In-water cleaning and maintenance procedures
This section should set out planned maintenance procedures (other than for on board treatment processes) that need to be completed between dry-docking events to minimize biofouling. This should include routine cleaning or other treatments. Details should be provided on the treatment/cleaning to be conducted, the specification of any equipment required, details of the areas to which each specific treatment/cleaning is to be applied, step-by-step operational procedures where relevant and any other details relevant to the processes (e.g., chemicals required for treatment, any discharge standards).
Operation of onboard treatment processes
This section should provide specific advice about MGPS fitted, internal seawater cooling systems covered by the system and any not covered, and the associated maintenance and inspection schedule and procedures.

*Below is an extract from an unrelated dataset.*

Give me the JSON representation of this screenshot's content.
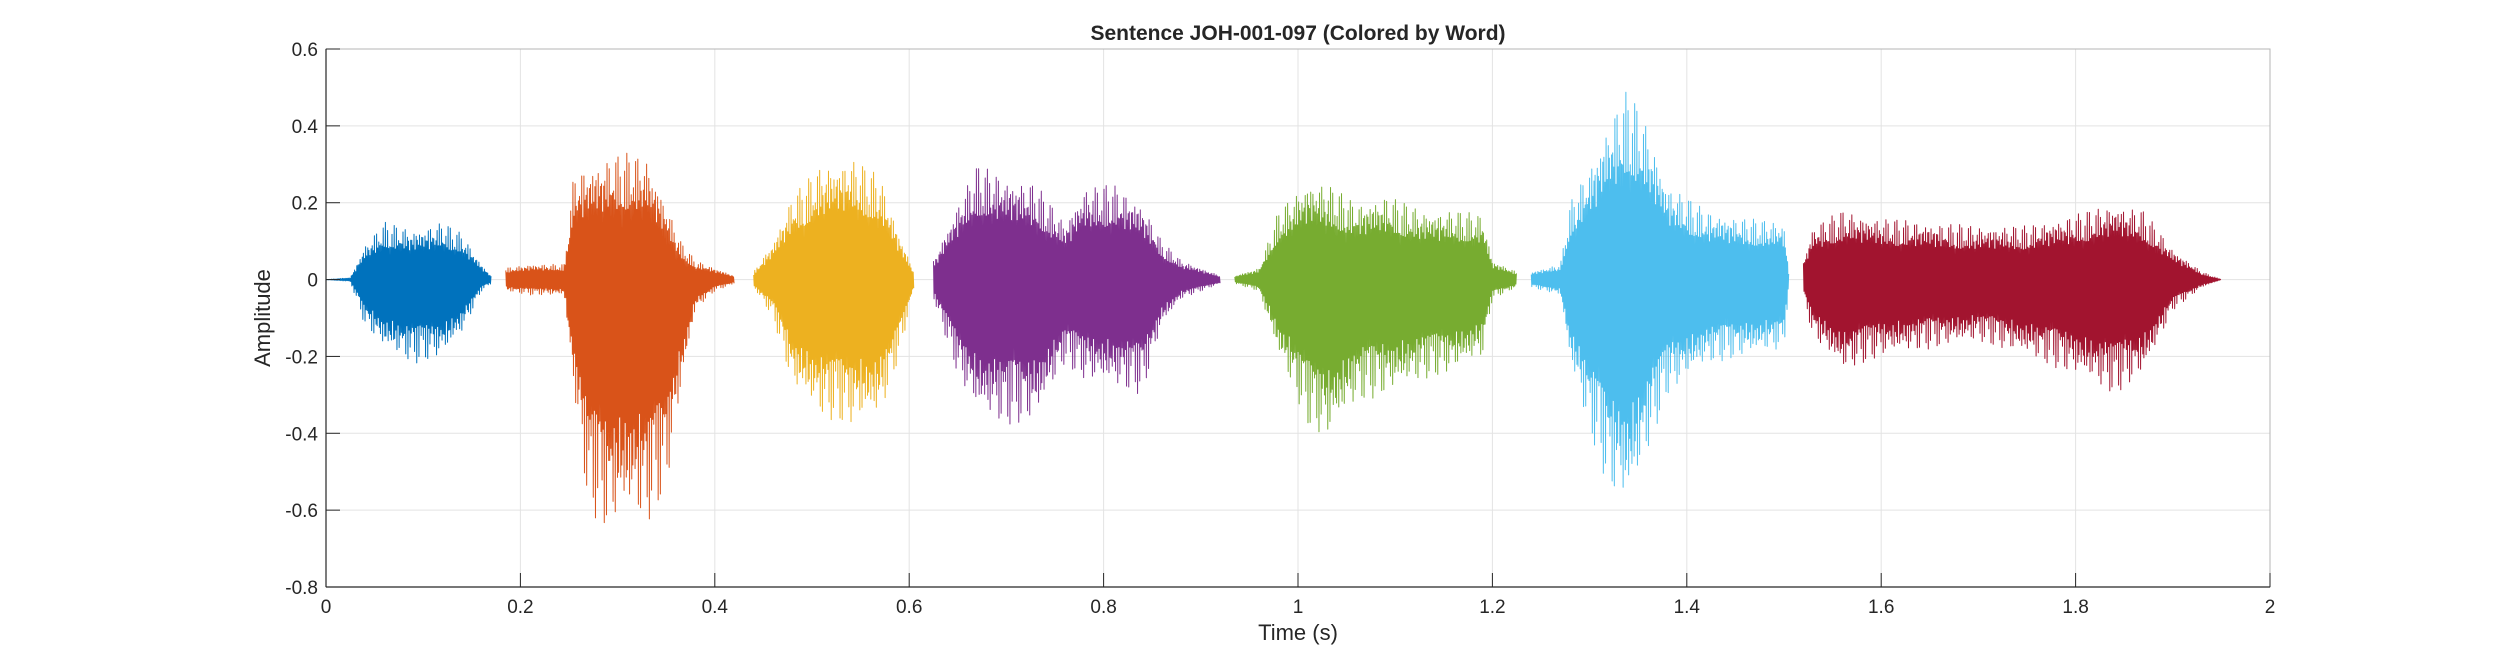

This would include information such as when each MGPS is run, for how long and any cleaning/maintenance requirements of the system once use is finished. This section should also include advice for ship operators on procedures for biofouling management if the MGPS is temporarily out of operation.
Safety procedures for the ship and the crew
Details of specific operational or safety restrictions, including those associated with the management system that affects the ship and/or the crew. Details of specific safety procedures to be followed during ship inspections.
Disposal of biological waste
This section should contain procedures for the disposal of biological waste generated by treatment or cleaning processes when the cleaning is conducted by, or under the direct supervision of, the shipowner, master or crew.
This section should contain details of the types of documentation to be kept to verify the operations and treatments to be recorded in the Biofouling Record Book as outlined in appendix 2.
Crew training and familiarization
This section should contain information on the provision of crew training and familiarization.